"I—No, no—I—I—"

"Why, little one! Marjie! Marjie!"

"I—No—no—"

But her inertia was of no moment, and very presently, Charles Scully's strong right arm propelling her, she was in the warm, bright-lighted hallway, its door closing her in and the wide-bosomed, wide-hipped figure in spotted silk fumbling the throat fastenings of her jacket, and the stooped form of Charley Scully dragging off her thin rubber shoes.

"Whew! they're soaking wet, ma. Get her a pair of Till's slippers or something."

"Don't jerk the child like that, son. Pull 'em off easy."

Through glazed eyes Marjorie Clark, balancing herself first on one foot, then the other, the spotted silk arm half sustaining her, could glimpse the scene of an adjoining room: a fir-tree standing against a drawn window-blind half hung in tinsel fringe, and abandoned in the very act of being draped; a woman and a child stooping at its base. Above a carved black-walnut table and from a mother-of-pearl frame, a small amateur photograph of Marjorie Clark smiled out at herself.

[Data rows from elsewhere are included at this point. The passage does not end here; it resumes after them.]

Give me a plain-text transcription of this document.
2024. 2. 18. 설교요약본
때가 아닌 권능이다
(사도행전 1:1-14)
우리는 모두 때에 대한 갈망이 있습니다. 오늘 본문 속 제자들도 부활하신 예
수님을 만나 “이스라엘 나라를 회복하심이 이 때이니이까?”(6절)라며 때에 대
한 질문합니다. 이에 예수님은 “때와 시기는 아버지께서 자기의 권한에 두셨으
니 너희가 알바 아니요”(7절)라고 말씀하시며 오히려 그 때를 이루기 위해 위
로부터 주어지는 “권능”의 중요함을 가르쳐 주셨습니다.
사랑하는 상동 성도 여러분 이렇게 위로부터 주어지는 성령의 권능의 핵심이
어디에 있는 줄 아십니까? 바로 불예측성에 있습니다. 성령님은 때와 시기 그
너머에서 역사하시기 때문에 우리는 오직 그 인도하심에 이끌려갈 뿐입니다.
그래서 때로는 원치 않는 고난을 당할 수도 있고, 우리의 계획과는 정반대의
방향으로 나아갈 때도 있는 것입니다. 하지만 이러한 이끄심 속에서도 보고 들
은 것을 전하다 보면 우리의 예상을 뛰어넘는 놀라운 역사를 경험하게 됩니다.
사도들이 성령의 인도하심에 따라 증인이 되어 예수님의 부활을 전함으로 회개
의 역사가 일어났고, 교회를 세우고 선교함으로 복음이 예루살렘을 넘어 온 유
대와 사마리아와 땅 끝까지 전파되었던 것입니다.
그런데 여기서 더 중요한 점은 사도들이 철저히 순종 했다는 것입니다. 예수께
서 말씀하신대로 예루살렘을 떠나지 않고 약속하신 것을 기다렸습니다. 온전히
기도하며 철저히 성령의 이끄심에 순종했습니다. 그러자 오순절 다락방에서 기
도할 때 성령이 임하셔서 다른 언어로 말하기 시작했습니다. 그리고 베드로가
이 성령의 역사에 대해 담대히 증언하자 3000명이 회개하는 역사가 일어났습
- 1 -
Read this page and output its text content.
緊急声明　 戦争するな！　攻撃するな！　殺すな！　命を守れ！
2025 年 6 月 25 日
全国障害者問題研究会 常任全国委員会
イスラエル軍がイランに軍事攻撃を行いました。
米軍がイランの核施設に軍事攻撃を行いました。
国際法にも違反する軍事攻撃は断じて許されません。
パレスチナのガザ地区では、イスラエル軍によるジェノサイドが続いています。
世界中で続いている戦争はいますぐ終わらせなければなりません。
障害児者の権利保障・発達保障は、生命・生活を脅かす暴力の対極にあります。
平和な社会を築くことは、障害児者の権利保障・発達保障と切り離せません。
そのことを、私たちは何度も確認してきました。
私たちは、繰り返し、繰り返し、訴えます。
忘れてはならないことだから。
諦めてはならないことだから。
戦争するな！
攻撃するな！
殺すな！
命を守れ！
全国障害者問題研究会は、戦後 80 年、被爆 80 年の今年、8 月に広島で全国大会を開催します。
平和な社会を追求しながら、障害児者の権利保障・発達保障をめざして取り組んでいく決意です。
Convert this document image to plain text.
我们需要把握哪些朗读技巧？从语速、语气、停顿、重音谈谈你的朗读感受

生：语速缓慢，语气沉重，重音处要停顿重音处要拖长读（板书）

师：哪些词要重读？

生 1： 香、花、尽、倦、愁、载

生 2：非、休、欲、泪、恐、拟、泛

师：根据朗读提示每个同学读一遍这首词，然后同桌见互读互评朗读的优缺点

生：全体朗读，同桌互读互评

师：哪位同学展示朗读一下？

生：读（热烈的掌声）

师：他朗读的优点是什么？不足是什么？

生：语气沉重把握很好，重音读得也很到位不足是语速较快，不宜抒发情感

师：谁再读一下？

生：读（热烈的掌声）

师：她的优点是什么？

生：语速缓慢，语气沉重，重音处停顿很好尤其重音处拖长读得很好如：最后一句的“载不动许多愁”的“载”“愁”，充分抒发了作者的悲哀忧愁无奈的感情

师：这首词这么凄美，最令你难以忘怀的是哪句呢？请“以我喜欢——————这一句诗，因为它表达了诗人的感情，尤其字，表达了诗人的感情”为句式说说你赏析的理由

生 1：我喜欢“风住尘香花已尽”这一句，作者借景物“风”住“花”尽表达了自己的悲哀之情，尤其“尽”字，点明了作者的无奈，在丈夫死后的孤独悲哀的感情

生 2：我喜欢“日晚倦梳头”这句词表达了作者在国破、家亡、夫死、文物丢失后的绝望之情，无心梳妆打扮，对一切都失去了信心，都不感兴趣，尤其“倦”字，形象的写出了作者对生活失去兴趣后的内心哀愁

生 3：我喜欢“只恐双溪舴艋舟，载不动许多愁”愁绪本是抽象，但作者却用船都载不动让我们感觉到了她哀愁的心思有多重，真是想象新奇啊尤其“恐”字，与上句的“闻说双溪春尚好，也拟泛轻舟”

The figure in spotted silk dragged off the wet jacket and hurried with it toward the rear of the hallway, her left foot dragging slightly.

"Just a second, dearie-child, until I find dry things for you. Son, stop fussing around the lamb until she gets rested."

But on the first instant of the two of them standing alone there in the little hallway, Charley Scully turned swiftly to Marjorie Clark, catching up her small hand. His eyes carried the iridescence of bronze.